O planejamento prevê o lançamento de um modelo a cada três meses. A meta inicial é posicionar a marca entre as dez mais vendidas do Brasil até 2028. Para isso, a montadora pretende ter dez produtos no mercado brasileiro e iniciar a produção local de alguns deles. Em uma segunda etapa, o objetivo é alcançar uma posição entre as cinco maiores marcas até 2030. Considerando o ranking de vendas de 2025, quando a Toyota ocupou a quinta colocação, a meta pressupõe vendas superiores a 170 mil veículos por ano, equivalentes a cerca de 7% do mercado brasileiro. Presente em mais de 130 países, incluindo a Argentina, e com vendas de 1,75 milhão de veículos no ano passado, a BAIC pretende fazer do Brasil sua maior operação fora da China.

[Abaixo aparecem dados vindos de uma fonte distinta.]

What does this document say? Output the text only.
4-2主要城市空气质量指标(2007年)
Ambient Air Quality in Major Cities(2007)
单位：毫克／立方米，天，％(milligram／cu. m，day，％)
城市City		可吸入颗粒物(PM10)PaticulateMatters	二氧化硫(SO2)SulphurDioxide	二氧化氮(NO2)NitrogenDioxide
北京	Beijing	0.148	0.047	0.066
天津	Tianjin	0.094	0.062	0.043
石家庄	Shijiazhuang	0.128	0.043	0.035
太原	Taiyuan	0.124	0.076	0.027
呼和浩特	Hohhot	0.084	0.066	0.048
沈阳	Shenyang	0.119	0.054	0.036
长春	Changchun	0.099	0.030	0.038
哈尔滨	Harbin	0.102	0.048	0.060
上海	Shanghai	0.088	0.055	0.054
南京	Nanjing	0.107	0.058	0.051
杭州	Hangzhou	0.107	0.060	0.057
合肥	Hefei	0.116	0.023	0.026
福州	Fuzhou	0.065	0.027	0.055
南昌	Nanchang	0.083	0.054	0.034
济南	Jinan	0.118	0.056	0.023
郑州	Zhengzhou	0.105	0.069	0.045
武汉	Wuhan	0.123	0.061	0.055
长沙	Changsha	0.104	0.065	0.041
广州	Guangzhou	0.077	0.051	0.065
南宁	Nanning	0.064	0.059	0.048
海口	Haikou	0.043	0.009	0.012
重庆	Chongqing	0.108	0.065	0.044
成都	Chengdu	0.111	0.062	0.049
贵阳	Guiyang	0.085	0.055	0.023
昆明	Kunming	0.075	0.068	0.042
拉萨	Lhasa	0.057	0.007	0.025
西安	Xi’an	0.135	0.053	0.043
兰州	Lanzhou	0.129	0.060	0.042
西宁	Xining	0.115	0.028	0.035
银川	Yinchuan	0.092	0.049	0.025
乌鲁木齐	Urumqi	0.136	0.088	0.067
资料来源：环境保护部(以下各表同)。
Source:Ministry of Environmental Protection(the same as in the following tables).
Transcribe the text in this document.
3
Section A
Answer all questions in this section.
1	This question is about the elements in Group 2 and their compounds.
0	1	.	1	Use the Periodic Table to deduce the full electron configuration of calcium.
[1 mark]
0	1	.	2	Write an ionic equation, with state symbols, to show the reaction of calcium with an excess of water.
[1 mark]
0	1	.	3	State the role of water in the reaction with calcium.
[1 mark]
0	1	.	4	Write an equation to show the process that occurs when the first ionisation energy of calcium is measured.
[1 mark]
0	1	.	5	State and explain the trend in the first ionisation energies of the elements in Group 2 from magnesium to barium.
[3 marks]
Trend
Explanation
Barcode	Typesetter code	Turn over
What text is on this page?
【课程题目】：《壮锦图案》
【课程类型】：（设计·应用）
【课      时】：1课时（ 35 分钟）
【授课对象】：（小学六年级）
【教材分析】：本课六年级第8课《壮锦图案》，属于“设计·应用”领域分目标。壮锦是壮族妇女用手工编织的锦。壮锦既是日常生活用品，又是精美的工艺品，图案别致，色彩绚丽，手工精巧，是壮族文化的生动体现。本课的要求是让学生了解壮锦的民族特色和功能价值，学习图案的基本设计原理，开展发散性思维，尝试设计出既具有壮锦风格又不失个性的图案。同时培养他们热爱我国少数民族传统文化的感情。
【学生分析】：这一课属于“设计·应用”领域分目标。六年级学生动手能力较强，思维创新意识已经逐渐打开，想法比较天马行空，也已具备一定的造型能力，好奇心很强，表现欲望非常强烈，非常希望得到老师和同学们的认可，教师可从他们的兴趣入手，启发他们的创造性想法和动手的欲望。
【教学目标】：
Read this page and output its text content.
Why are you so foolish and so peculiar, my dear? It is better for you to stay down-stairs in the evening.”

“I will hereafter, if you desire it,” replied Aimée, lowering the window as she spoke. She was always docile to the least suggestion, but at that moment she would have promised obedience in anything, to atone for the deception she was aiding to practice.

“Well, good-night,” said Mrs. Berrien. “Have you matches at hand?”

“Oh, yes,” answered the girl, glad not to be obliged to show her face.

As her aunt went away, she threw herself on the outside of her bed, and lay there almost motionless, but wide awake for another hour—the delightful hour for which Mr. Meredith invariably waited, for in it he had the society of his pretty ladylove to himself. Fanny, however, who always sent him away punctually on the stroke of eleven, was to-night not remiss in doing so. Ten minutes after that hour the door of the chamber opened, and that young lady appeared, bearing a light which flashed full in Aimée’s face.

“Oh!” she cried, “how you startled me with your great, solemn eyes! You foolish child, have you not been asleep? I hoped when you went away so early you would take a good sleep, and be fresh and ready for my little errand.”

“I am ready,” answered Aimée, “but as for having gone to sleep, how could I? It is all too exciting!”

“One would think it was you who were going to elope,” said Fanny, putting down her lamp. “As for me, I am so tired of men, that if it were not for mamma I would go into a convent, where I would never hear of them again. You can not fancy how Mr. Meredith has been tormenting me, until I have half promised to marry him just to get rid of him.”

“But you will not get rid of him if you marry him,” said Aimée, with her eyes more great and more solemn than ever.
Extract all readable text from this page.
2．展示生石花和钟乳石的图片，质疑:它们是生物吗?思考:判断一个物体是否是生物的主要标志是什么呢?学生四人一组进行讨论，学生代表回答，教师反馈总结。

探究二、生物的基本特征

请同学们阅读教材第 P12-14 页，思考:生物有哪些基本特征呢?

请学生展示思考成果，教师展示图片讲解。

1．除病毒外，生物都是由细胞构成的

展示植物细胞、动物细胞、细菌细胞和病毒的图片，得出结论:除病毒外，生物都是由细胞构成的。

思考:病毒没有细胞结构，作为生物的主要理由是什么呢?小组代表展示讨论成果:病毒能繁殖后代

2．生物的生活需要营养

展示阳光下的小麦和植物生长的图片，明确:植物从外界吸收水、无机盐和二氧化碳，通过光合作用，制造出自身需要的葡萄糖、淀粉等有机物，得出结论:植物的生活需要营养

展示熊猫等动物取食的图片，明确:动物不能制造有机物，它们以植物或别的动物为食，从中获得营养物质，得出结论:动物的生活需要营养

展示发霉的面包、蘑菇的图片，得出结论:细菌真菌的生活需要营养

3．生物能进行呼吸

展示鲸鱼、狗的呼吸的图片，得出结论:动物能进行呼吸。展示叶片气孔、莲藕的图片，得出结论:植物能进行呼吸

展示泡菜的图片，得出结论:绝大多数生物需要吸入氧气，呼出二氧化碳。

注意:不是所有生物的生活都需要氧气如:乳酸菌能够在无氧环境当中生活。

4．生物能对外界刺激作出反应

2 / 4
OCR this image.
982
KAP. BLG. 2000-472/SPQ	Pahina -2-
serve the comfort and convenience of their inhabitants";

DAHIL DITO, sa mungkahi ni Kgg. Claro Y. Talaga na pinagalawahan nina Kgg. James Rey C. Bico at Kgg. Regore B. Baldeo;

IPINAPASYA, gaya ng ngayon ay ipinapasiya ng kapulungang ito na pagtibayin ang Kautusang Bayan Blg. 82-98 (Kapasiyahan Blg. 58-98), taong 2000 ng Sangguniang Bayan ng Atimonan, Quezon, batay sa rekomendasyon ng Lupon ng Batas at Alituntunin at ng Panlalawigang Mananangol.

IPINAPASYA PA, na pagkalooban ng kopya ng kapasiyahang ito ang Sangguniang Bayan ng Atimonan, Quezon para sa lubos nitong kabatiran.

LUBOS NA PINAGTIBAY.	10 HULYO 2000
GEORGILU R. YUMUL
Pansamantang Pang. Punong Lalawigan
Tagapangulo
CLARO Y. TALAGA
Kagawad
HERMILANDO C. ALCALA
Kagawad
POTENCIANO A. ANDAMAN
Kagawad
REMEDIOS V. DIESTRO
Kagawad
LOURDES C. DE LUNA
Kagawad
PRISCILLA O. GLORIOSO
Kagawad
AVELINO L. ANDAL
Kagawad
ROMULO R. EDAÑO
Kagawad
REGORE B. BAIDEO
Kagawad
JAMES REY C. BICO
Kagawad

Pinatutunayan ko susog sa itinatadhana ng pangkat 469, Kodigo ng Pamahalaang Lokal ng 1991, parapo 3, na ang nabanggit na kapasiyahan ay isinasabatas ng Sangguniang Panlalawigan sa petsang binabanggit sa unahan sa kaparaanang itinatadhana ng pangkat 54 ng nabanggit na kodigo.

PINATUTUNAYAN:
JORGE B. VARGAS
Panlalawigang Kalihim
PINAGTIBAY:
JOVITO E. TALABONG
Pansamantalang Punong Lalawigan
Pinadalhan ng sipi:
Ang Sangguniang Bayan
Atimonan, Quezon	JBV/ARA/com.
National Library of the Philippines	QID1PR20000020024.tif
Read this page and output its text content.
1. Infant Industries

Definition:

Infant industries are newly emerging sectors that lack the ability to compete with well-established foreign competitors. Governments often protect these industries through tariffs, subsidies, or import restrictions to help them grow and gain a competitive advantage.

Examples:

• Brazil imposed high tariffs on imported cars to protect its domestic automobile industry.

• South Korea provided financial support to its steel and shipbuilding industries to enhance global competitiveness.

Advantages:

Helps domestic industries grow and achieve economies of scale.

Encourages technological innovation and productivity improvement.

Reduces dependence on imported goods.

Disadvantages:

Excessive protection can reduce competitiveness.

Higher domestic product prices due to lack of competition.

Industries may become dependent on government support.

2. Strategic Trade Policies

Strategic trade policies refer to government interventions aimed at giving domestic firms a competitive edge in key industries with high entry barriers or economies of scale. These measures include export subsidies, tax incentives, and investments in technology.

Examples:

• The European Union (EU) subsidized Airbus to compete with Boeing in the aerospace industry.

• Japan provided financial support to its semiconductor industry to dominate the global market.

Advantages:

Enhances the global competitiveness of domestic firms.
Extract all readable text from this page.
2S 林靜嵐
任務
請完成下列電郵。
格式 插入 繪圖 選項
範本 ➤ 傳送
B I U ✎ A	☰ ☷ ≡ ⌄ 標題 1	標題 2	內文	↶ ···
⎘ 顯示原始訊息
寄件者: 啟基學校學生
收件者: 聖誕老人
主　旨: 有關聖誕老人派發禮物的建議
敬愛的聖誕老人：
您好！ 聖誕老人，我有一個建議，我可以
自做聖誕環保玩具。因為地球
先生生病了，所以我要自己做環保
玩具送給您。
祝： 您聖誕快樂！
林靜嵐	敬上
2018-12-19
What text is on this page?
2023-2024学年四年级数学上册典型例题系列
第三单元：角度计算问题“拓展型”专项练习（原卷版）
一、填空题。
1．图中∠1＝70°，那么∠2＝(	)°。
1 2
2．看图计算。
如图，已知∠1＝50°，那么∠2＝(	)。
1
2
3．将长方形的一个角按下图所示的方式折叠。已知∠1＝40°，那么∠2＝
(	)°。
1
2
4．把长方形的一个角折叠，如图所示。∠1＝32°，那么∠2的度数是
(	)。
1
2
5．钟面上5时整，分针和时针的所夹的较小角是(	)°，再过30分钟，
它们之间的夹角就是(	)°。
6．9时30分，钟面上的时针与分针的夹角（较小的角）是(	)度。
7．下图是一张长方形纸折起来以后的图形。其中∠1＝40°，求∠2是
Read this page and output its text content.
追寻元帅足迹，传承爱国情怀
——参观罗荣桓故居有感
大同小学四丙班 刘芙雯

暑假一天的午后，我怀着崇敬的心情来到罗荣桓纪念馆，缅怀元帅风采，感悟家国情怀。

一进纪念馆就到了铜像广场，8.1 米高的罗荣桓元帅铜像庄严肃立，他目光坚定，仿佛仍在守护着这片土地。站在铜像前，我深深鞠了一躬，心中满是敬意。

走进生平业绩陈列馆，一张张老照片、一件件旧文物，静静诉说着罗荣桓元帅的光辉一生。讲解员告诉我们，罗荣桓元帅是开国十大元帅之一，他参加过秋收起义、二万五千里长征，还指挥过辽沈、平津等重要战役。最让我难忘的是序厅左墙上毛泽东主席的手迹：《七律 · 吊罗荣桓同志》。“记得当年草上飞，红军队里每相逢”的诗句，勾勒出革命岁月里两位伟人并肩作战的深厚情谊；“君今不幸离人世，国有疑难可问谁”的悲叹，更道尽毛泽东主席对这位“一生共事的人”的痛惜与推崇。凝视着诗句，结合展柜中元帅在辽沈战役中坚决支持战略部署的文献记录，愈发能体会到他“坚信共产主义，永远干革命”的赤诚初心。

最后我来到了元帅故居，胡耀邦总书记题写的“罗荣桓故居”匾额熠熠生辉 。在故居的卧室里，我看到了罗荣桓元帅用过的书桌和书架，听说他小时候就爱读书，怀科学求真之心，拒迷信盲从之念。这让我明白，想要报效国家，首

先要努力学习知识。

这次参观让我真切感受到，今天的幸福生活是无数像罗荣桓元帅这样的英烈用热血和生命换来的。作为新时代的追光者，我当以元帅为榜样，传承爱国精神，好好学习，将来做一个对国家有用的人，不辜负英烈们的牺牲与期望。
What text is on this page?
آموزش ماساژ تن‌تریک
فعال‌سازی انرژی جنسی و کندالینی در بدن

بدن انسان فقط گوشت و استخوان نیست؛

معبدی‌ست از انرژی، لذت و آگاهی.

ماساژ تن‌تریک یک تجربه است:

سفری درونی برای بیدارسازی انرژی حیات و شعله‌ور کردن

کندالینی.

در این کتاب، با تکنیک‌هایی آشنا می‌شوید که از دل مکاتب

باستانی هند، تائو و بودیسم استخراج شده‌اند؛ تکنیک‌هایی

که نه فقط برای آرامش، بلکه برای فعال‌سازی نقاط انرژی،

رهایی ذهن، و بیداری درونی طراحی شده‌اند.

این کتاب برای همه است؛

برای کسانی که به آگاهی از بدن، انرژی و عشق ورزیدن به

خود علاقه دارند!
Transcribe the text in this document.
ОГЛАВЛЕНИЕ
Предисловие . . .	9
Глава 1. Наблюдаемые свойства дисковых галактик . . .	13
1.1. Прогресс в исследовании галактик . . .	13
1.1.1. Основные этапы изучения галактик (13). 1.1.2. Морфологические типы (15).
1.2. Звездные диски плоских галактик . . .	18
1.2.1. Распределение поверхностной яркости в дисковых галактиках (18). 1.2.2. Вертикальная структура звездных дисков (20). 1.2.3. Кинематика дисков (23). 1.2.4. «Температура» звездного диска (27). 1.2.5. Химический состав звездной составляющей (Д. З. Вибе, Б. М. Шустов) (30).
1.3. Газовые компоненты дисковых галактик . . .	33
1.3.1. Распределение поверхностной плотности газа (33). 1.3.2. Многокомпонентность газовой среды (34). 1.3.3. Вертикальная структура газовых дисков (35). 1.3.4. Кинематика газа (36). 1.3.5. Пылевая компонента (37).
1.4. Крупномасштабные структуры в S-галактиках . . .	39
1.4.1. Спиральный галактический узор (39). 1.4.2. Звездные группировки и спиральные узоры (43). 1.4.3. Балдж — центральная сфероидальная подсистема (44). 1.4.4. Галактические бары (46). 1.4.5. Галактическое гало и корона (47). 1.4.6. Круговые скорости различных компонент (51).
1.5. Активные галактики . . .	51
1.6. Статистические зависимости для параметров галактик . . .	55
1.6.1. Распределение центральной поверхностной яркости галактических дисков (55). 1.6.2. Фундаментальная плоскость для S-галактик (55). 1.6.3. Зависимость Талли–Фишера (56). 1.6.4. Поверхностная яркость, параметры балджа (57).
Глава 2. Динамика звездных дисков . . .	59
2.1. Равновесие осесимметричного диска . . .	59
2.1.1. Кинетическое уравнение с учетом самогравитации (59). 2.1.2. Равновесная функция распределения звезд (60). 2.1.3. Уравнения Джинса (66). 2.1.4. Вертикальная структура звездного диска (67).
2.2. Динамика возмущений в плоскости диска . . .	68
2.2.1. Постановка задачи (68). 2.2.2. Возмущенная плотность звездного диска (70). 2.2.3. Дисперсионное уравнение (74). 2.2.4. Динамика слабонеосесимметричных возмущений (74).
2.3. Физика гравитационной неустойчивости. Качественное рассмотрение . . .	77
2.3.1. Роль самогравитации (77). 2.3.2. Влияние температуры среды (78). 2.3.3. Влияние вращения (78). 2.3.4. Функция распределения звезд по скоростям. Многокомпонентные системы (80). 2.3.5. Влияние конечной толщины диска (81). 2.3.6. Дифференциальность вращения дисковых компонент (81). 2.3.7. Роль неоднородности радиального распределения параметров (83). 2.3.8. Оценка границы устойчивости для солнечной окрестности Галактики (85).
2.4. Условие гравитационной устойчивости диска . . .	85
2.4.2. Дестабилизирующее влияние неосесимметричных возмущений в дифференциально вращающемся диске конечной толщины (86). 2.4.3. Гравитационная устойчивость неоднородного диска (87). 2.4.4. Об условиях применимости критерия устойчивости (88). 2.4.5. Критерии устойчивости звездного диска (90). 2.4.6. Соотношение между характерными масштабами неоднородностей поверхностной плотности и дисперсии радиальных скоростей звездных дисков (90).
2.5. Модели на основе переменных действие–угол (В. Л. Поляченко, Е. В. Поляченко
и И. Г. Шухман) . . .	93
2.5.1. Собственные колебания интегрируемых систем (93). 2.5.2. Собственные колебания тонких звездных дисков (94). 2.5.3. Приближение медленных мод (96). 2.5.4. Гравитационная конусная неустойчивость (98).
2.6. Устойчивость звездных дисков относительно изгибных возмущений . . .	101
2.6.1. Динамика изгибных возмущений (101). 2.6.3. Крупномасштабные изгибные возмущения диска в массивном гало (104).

Para estruturar a manufatura local, a empresa avalia três alternativas: construção de uma fábrica totalmente nova, em um projeto greenfield; aquisição de uma unidade industrial existente; ou locação de espaço de uma montadora já instalada. A decisão de produzir no Brasil já foi tomada e não dependerá do resultado das eleições nem da política industrial a partir do próximo ano. A equipe de manufatura já esteve no País para avaliar terrenos e alternativas para a instalação da operação. O plano de produção prevê importação de componentes, mas não apenas a montagem final de veículos parcialmente produzidos no exterior. A estratégia consiste em importar, no modelo peça a peça, os componentes sem similar nacional e acelerar a nacionalização daqueles que possuem disponibilidade no mercado brasileiro. Fonte: Broadcast Agro. Adaptado por Cogo Inteligência em Agronegócio.